Using Bayes’ rule and the law of total probability,

\[\begin{align} P(D \vert T) &= \frac{P(T \vert D)P(D)}{P(T \vert D)P(D) + P(T \vert D^c)P(D^c)} \\ &= \frac{0.99 \cdot 0.01}{0.99 \cdot 0.01 + 0.01 \cdot 0.99} \\ &= \frac{0.99 \cdot 0.01}{0.99 \cdot 0.01} \frac{1}{1 + 1} \\ &= 0.5 \end{align}\]

Thus, even if you’ve tested positive for a disease with 99% accurate test, you’re still 50-50 when it comes to actually being afflicted. If the test is 95% accurate, you have only a 16% chance of having the rare disease.

Why is a test that’s “99% accurate” showing that you have a 50% chance of being afflicted? To understand this, notice that in the equation above, \(P(D)\) is very low.

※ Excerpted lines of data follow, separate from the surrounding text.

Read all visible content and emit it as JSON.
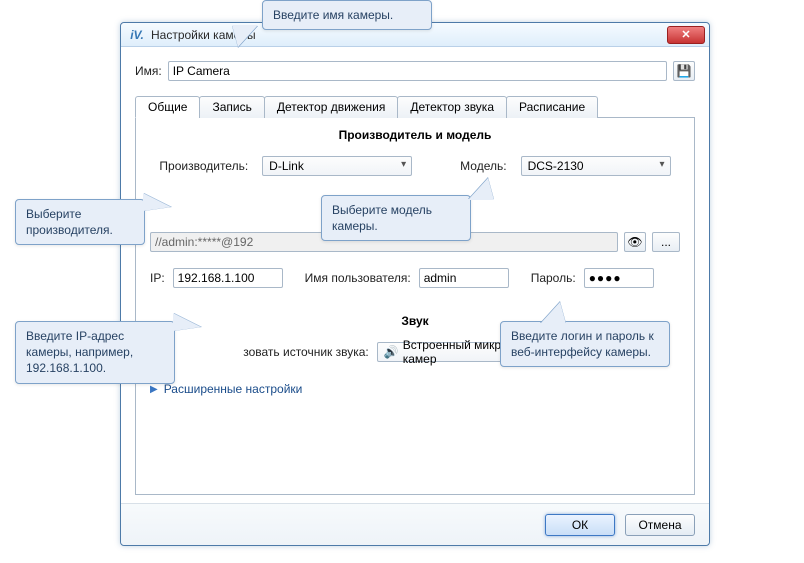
{
  "window": {
    "icon_text": "iV.",
    "title": "Настройки камеры"
  },
  "name_row": {
    "label": "Имя:",
    "value": "IP Camera"
  },
  "tabs": [
    "Общие",
    "Запись",
    "Детектор движения",
    "Детектор звука",
    "Расписание"
  ],
  "general": {
    "group1_title": "Производитель и модель",
    "manufacturer_label": "Производитель:",
    "manufacturer_value": "D-Link",
    "model_label": "Модель:",
    "model_value": "DCS-2130",
    "url_value": "//admin:*****@192",
    "url_more": "...",
    "ip_label": "IP:",
    "ip_value": "192.168.1.100",
    "user_label": "Имя пользователя:",
    "user_value": "admin",
    "pass_label": "Пароль:",
    "pass_value": "●●●●",
    "group2_title": "Звук",
    "sound_src_label": "зовать источник звука:",
    "sound_src_value": "Встроенный микрофон камер",
    "advanced_label": "Расширенные настройки"
  },
  "footer": {
    "ok": "ОК",
    "cancel": "Отмена"
  },
  "callouts": {
    "name": "Введите имя камеры.",
    "manuf": "Выберите производителя.",
    "model": "Выберите модель камеры.",
    "ip": "Введите IP-адрес камеры, например, 192.168.1.100.",
    "login": "Введите логин и пароль к веб-интерфейсу камеры."
  }
}
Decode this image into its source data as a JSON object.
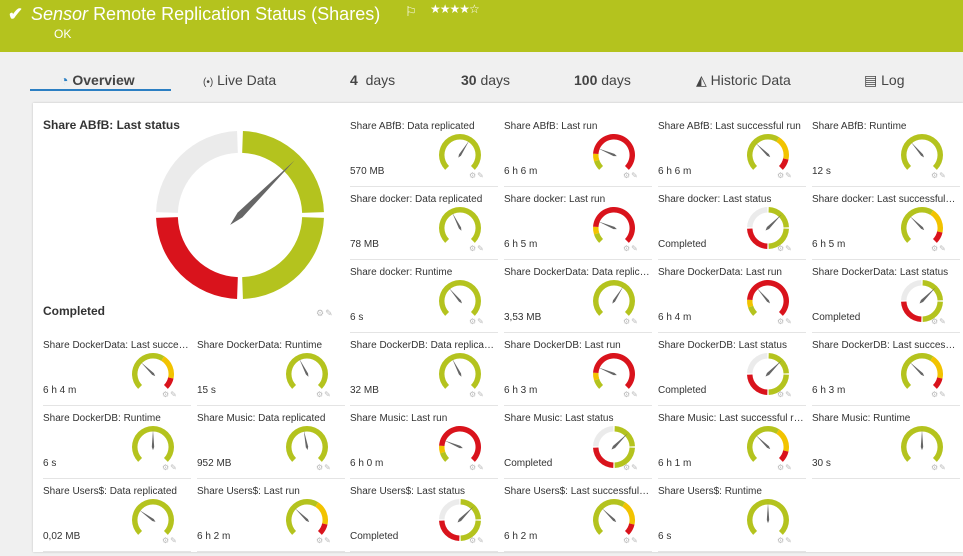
{
  "header": {
    "title_italic": "Sensor",
    "title": "Remote Replication Status (Shares)",
    "status": "OK",
    "stars": "★★★★☆",
    "flag_icon": "⚐",
    "check_icon": "✔",
    "bg_color": "#b4c31e"
  },
  "tabs": [
    {
      "label": "Overview",
      "icon": "gauge-icon",
      "glyph": "◔",
      "active": true
    },
    {
      "label": "Live Data",
      "icon": "broadcast-icon",
      "glyph": "(•)"
    },
    {
      "num": "4",
      "unit": "days"
    },
    {
      "num": "30",
      "unit": "days"
    },
    {
      "num": "100",
      "unit": "days"
    },
    {
      "label": "Historic Data",
      "icon": "area-chart-icon",
      "glyph": "◭"
    },
    {
      "label": "Log",
      "icon": "log-icon",
      "glyph": "▤"
    }
  ],
  "colors": {
    "green": "#b4c31e",
    "yellow": "#f2c300",
    "red": "#d9131c",
    "grey": "#ebebeb",
    "needle": "#666666"
  },
  "main_gauge": {
    "label": "Share ABfB: Last status",
    "value": "Completed",
    "type": "status",
    "needle_fraction": 0.8
  },
  "tiles": [
    {
      "label": "Share ABfB: Data replicated",
      "value": "570 MB",
      "type": "simple",
      "needle_fraction": 0.62
    },
    {
      "label": "Share ABfB: Last run",
      "value": "6 h 6 m",
      "type": "red",
      "needle_fraction": 0.25
    },
    {
      "label": "Share ABfB: Last successful run",
      "value": "6 h 6 m",
      "type": "limits",
      "needle_fraction": 0.33
    },
    {
      "label": "Share ABfB: Runtime",
      "value": "12 s",
      "type": "simple",
      "needle_fraction": 0.35
    },
    {
      "label": "Share docker: Data replicated",
      "value": "78 MB",
      "type": "simple",
      "needle_fraction": 0.4
    },
    {
      "label": "Share docker: Last run",
      "value": "6 h 5 m",
      "type": "red",
      "needle_fraction": 0.25
    },
    {
      "label": "Share docker: Last status",
      "value": "Completed",
      "type": "status",
      "needle_fraction": 0.8
    },
    {
      "label": "Share docker: Last successful run",
      "value": "6 h 5 m",
      "type": "limits",
      "needle_fraction": 0.33
    },
    {
      "label": "Share docker: Runtime",
      "value": "6 s",
      "type": "simple",
      "needle_fraction": 0.35
    },
    {
      "label": "Share DockerData: Data replicated",
      "value": "3,53 MB",
      "type": "simple",
      "needle_fraction": 0.62
    },
    {
      "label": "Share DockerData: Last run",
      "value": "6 h 4 m",
      "type": "red",
      "needle_fraction": 0.35
    },
    {
      "label": "Share DockerData: Last status",
      "value": "Completed",
      "type": "status",
      "needle_fraction": 0.8
    },
    {
      "label": "Share DockerData: Last successful run",
      "value": "6 h 4 m",
      "type": "limits",
      "needle_fraction": 0.33
    },
    {
      "label": "Share DockerData: Runtime",
      "value": "15 s",
      "type": "simple",
      "needle_fraction": 0.4
    },
    {
      "label": "Share DockerDB: Data replicated",
      "value": "32 MB",
      "type": "simple",
      "needle_fraction": 0.4
    },
    {
      "label": "Share DockerDB: Last run",
      "value": "6 h 3 m",
      "type": "red",
      "needle_fraction": 0.25
    },
    {
      "label": "Share DockerDB: Last status",
      "value": "Completed",
      "type": "status",
      "needle_fraction": 0.8
    },
    {
      "label": "Share DockerDB: Last successful run",
      "value": "6 h 3 m",
      "type": "limits",
      "needle_fraction": 0.33
    },
    {
      "label": "Share DockerDB: Runtime",
      "value": "6 s",
      "type": "simple",
      "needle_fraction": 0.5
    },
    {
      "label": "Share Music: Data replicated",
      "value": "952 MB",
      "type": "simple",
      "needle_fraction": 0.46
    },
    {
      "label": "Share Music: Last run",
      "value": "6 h 0 m",
      "type": "red",
      "needle_fraction": 0.25
    },
    {
      "label": "Share Music: Last status",
      "value": "Completed",
      "type": "status",
      "needle_fraction": 0.8
    },
    {
      "label": "Share Music: Last successful run",
      "value": "6 h 1 m",
      "type": "limits",
      "needle_fraction": 0.33
    },
    {
      "label": "Share Music: Runtime",
      "value": "30 s",
      "type": "simple",
      "needle_fraction": 0.5
    },
    {
      "label": "Share Users$: Data replicated",
      "value": "0,02 MB",
      "type": "simple",
      "needle_fraction": 0.3
    },
    {
      "label": "Share Users$: Last run",
      "value": "6 h 2 m",
      "type": "limits",
      "needle_fraction": 0.33
    },
    {
      "label": "Share Users$: Last status",
      "value": "Completed",
      "type": "status",
      "needle_fraction": 0.8
    },
    {
      "label": "Share Users$: Last successful run",
      "value": "6 h 2 m",
      "type": "limits",
      "needle_fraction": 0.33
    },
    {
      "label": "Share Users$: Runtime",
      "value": "6 s",
      "type": "simple",
      "needle_fraction": 0.5
    }
  ],
  "tile_icons": "⚙✎"
}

It tells us that only 1% of people are afflicted with a rare disease. If you were to wake up today and feeling normal, what would you think the chances are that you have a rare disease that afflicts only 1% of the population? You’d probably think that your chances are low. This is the prior probability, or \(P(D)\). It’s how much you believe you’re afflicted before you gain any information. Then, you get tested positive. Now you’ve gained new information, and your belief, the posterior probability or \(P(D \vert T)\), should factor in that information.

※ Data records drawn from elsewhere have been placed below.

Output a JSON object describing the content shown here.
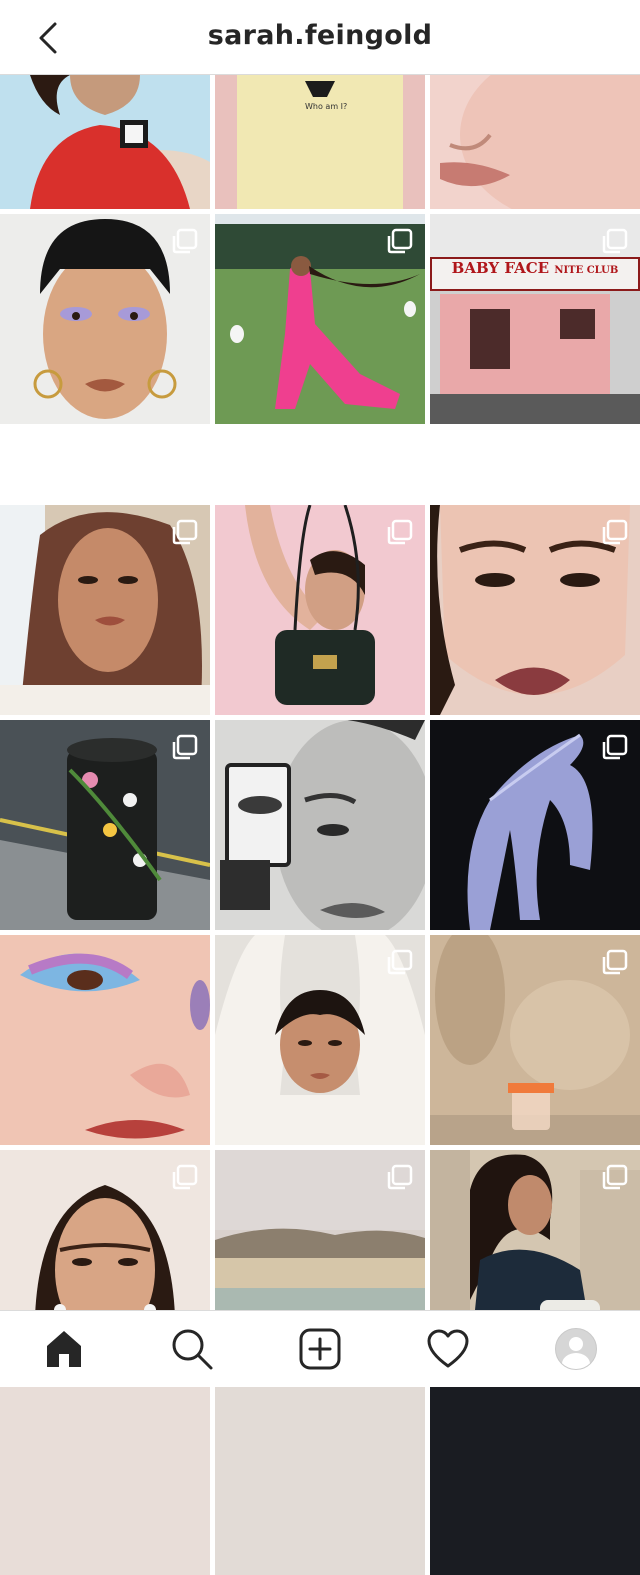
{
  "header": {
    "username": "sarah.feingold",
    "back_icon": "chevron-left-icon"
  },
  "grid": {
    "sign_text_line1": "BABY FACE",
    "sign_text_line2": "NITE CLUB",
    "shirt_text": "Who am I?",
    "multi_icon": "carousel-icon"
  },
  "nav": {
    "items": [
      {
        "icon": "home-icon"
      },
      {
        "icon": "search-icon"
      },
      {
        "icon": "add-post-icon"
      },
      {
        "icon": "heart-icon"
      },
      {
        "icon": "profile-avatar"
      }
    ]
  },
  "colors": {
    "text": "#262626",
    "divider": "#dbdbdb"
  }
}
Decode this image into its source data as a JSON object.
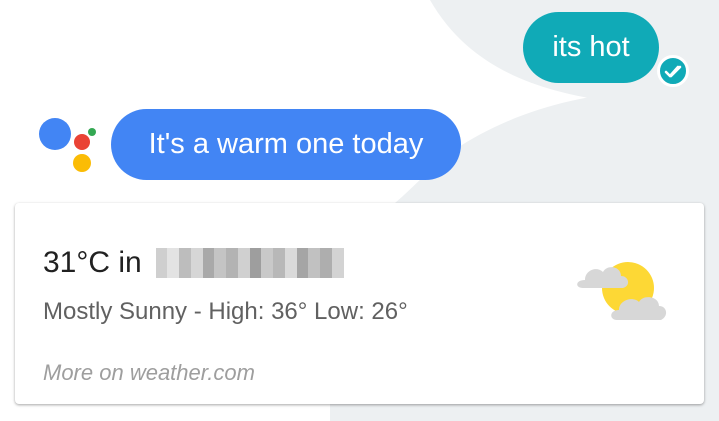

You can also build intuition another way. Consider a population of 1 million people. 10,000 have the rare disease, and 990,000 don’t. Of the 10,000 afflicted people, 9,900 would test positive, and 100 would test negative. Of the 990,000 healthy people, 980,100 would test negative, and 9,900 would test positive. So, of those that tested positive, 9,900 are healthy and 9,900 are afflicted. This means if you test positive, you still have a 50% chance of actually being healthy.